At least the translators will eat well for the duration of the talks. The negotiators, I'm sure, eat well all the time.
Seoul heads to the third round of inter-Korean talks set for Thursday in the North's border town of Kaesong amid few signs of compromise from either side. Pyongyang has demanded a hefty wage and rent raise, but refused to discuss Seoul's major concern about a detained worker.

"We will continue to pursue the stable development of the Kaesong industrial park. But we will do so with principles. We have been emphasizing that unreasonable demands cannot be accepted," Unification Minister Hyun In-taek said in a briefing for the National Assembly unification, foreign affairs and trade committee.

In the first round of talks on June 11, North Korea demanded a four-fold monthly wage increase to US$300 for its workers employed by South Korean firms at the park. It also sought to raise the rent for 50-year development rights to $500 million from the $16 million paid by South Korean developers when the joint park opened in 2004.
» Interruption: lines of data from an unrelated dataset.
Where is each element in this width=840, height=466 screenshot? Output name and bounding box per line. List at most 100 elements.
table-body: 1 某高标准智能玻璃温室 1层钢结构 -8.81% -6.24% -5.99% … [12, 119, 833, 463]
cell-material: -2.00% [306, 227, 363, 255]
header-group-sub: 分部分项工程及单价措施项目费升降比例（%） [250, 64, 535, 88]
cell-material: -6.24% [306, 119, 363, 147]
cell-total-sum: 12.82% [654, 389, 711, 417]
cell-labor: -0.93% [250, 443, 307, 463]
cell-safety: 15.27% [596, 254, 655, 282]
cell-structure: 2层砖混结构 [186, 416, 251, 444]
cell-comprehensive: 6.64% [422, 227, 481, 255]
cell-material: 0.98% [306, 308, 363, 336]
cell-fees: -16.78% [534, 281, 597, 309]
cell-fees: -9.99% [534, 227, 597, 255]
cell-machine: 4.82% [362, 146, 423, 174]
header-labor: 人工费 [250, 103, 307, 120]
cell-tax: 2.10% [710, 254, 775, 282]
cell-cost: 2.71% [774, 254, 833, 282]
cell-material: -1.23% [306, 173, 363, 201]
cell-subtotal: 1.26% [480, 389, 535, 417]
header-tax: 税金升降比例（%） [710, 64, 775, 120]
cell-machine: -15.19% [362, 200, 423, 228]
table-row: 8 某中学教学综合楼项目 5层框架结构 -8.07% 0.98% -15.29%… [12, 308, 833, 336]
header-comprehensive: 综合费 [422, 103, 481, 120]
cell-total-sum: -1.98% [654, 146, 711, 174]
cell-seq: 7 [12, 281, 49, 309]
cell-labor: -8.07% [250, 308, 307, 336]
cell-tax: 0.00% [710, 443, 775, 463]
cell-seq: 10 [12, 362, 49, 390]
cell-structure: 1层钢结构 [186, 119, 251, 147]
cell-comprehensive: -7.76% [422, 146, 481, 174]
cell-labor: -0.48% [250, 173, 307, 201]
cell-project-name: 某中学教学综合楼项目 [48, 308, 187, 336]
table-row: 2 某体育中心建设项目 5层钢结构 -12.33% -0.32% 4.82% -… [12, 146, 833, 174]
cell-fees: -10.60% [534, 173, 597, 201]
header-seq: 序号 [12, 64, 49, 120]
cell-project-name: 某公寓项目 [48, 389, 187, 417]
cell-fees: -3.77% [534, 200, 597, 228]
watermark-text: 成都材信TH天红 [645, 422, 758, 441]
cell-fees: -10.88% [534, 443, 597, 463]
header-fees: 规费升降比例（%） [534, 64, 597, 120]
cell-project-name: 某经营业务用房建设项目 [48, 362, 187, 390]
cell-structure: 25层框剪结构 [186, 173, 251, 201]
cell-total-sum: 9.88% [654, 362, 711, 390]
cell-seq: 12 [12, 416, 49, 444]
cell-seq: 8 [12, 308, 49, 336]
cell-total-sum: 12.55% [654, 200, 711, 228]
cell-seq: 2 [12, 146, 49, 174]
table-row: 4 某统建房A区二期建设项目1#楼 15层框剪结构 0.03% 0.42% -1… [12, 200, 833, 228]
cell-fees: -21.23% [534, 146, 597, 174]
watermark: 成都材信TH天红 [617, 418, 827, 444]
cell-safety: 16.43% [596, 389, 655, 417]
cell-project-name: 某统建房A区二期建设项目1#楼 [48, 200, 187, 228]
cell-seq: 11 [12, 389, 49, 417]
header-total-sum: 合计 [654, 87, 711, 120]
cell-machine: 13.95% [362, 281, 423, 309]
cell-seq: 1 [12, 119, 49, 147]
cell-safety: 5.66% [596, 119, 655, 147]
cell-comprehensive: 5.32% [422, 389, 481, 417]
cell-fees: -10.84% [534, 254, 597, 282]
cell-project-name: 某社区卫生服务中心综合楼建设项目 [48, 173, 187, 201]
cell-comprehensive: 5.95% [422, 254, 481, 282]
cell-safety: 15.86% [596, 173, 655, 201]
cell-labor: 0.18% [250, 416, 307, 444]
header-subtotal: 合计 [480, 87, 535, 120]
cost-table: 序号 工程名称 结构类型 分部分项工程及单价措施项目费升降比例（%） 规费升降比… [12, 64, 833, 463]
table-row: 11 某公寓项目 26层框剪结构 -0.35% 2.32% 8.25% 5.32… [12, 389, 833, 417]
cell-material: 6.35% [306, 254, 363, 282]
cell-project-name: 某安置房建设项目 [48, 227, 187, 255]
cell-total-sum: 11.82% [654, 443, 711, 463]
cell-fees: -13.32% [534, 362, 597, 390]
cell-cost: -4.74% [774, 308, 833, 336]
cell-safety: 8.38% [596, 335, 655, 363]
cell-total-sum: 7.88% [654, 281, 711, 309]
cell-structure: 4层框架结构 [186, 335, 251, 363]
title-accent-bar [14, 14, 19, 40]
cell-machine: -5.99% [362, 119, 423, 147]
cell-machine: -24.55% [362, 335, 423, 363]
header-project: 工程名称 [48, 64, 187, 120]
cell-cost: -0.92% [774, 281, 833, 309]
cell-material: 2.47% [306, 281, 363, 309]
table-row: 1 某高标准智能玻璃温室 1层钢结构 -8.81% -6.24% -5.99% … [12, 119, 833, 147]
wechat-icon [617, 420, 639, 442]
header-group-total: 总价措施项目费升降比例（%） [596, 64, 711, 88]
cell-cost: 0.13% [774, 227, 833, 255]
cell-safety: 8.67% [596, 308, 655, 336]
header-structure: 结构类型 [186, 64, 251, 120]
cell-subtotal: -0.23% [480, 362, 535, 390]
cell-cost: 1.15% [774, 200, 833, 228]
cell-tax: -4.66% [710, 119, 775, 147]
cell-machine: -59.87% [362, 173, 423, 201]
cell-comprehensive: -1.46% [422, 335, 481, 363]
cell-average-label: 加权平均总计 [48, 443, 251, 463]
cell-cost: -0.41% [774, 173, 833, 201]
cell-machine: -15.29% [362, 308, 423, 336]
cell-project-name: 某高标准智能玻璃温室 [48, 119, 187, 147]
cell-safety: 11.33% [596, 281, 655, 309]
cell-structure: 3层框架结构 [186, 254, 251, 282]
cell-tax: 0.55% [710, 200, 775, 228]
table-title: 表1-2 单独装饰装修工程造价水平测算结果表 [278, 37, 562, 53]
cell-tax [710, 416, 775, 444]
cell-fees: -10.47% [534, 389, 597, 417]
South Korea rejected the demands in the second round held eight days later. North Korea insisted on its initial offer, but showed some flexibility, proposing to lift a traffic curfew it imposed along the inter-Korean border in December to protest Seoul's conservative policy.
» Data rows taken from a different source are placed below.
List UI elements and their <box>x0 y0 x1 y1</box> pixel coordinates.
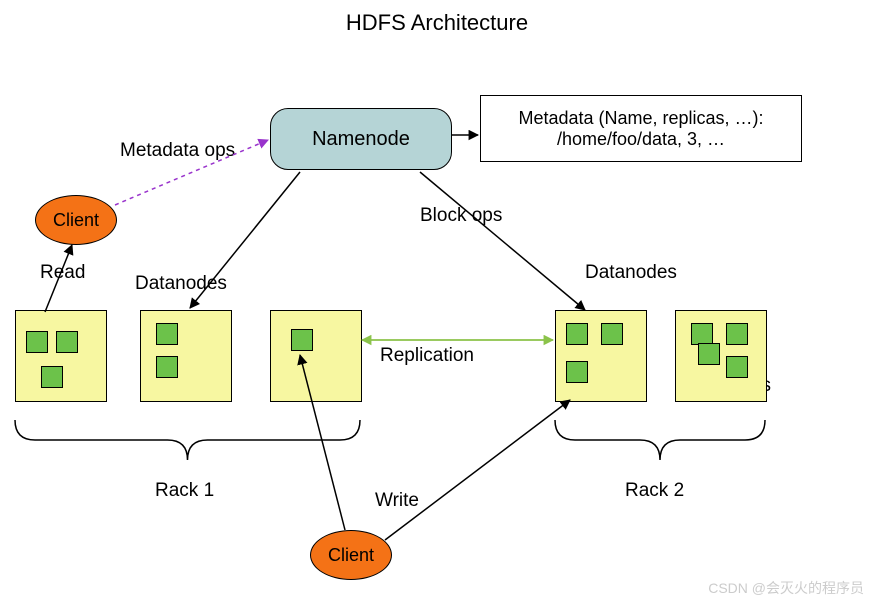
block <box>726 323 748 345</box>
label-datanodes-2: Datanodes <box>585 262 677 284</box>
label-rack2: Rack 2 <box>625 480 684 502</box>
client-read: Client <box>35 195 117 245</box>
label-replication: Replication <box>380 345 474 367</box>
client-label: Client <box>53 210 99 231</box>
label-read: Read <box>40 262 85 284</box>
datanode-box <box>270 310 362 402</box>
block <box>698 343 720 365</box>
block <box>566 361 588 383</box>
label-block-ops: Block ops <box>420 205 502 227</box>
label-metadata-ops: Metadata ops <box>120 140 235 162</box>
block <box>156 356 178 378</box>
metadata-line1: Metadata (Name, replicas, …): <box>481 108 801 129</box>
block <box>601 323 623 345</box>
block <box>291 329 313 351</box>
block <box>691 323 713 345</box>
block <box>26 331 48 353</box>
diagram-arrows <box>0 0 874 604</box>
datanode-box <box>555 310 647 402</box>
datanode-box <box>675 310 767 402</box>
namenode-label: Namenode <box>312 128 410 151</box>
datanode-box <box>140 310 232 402</box>
block <box>726 356 748 378</box>
block <box>56 331 78 353</box>
metadata-line2: /home/foo/data, 3, … <box>481 129 801 150</box>
namenode-box: Namenode <box>270 108 452 170</box>
label-datanodes-1: Datanodes <box>135 273 227 295</box>
block <box>156 323 178 345</box>
metadata-box: Metadata (Name, replicas, …): /home/foo/… <box>480 95 802 162</box>
client-write: Client <box>310 530 392 580</box>
datanode-box <box>15 310 107 402</box>
block <box>41 366 63 388</box>
client-label: Client <box>328 545 374 566</box>
page-title: HDFS Architecture <box>0 10 874 36</box>
label-rack1: Rack 1 <box>155 480 214 502</box>
watermark: CSDN @会灭火的程序员 <box>708 578 864 598</box>
block <box>566 323 588 345</box>
label-write: Write <box>375 490 419 512</box>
Hyun said the two Koreas share an understanding that the last remaining inter-Korean venture should remain intact despite the political stalemate. "We head to the talks with an understanding that North Korea does not intend to quit the Kaesong industrial complex," Hyun said, asked by Rep. Chung Ok-il of the ruling Grand National Party about Pyongyang's stance. "We will try to explain to North Korea sufficiently that the businesses should make profits" if the business park is to continue.
But these are totalitarian Maoists, or whatever the North Korean version of that is. Kimists, perhaps? At any rate, they aren't going to understand anything other completely draining the blood of the mixed-breed South Korean plutocrats.
Hyun's uncompromising stance on North Korea's wage demands garnered general support in the parliamentary briefing, which was held in the absence of the major opposition Democratic Party. The liberal opposition was boycotting the Assembly plenary session to protest the ruling party's push for controversial media bills.
Good timing, guys.
A rare criticism came from Gu Sang-chan of the ruling party, who rebuked the government's procrastination on its promise to build dormitories and nurseries for North Korean workers, mostly women in their 20s and 30s. He also called on Seoul to ease its own restrictions on border traffic that were imposed after North Korea's May 25 nuclear test.